If we want to avoid civil war in reaction to corrupt politicians being arrested, the public must first see evidence of the crimes they’ve committed. More importantly, if the public isn’t made aware of how political corruption happens, at a future time, it will happen again. Educating the public is essential to preventing corruption from reoccurring. Thanks to a dishonest press, a majority of citizens are still in the dark about the true nature and extent of political corruption.

The release of the IG report was one step in the process of making the public aware of how politicians and government employees commit crimes. Unfortunately, awareness of corruption won’t happen overnight. It will take time for the public to process the IG report & come to conclusions different from what they currently believe. Attorney General Barr will declassify documents that will further expose corruption. If I understand the process correctly, declassification is the next step. Again, it will take time for the necessary documents to be released and for the public to process them and come to a better understanding of corruption.

Once the public has been made aware of how corruption happens, they’ll demand institutional changes. Congress, the courts, and the executive branch will then make the necessary changes. These changes will help prevent corruption from happening in the future.

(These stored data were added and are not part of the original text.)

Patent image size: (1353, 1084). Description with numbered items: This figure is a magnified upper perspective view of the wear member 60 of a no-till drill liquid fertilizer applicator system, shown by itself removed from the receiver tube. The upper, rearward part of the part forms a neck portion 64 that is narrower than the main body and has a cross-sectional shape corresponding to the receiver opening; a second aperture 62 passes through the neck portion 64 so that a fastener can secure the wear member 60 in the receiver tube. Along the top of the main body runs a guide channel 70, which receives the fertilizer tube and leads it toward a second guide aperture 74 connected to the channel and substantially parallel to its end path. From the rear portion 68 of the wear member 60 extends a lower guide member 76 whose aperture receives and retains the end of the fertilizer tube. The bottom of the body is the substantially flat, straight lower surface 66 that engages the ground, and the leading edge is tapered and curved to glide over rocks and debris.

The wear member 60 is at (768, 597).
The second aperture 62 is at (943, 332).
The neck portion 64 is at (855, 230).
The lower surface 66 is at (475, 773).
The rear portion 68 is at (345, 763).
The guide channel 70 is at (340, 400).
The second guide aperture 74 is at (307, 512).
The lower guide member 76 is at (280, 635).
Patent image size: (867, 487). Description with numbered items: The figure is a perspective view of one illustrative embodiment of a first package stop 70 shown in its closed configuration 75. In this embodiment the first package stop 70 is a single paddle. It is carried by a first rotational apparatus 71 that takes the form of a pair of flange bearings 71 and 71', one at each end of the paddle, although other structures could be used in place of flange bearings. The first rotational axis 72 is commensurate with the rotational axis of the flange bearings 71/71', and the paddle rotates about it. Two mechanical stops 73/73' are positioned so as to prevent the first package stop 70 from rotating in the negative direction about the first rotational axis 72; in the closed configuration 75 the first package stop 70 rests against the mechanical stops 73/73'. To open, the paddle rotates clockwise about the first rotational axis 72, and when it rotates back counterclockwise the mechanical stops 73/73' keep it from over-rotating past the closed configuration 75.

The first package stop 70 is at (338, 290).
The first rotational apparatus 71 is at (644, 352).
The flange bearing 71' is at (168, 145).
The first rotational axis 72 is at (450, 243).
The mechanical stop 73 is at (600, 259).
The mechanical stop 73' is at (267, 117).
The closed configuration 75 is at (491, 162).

After the public education program is well underway, arrests of those who were involved in Spygate will take place. At this point, the work of U.S. Attorney John Durham will be revealed. (I wouldn’t worry about the statute of limitations running out before Durham’s cases go to trial. U.S. Attorneys are professionals. They’re well aware of the statutory limitations of their cases.)

The crimes committed in Spygate are like a complex web that will be difficult for the average person to understand. It will be necessary to bring them up the learning curve at a manageable pace. Once they’ve been educated about Spygate corruption, and after the prosecution has commenced, the DOJ will move to the next step.

The Clinton Foundation and the Uranium One scandals are more complex than Spygate. In addition to corruption in the government and the media, we will learn about corruption in foreign governments, corporations, and non-profit organizations. Corruption related to the Clinton Foundation and Uranium One will be exposed once the public understands the crimes that took place in Spygate. The prosecution of these crimes will reveal the work that U.S. Attorney Huber has been doing for the last two years.

When can we expect arrests?
In an interview on December 10th, Attorney General William Barr said he expects Durham’s investigation will be “reaching an important watershed in late spring or early summer” of 2020. At that time, we may see the unsealing of indictments related to Spygate.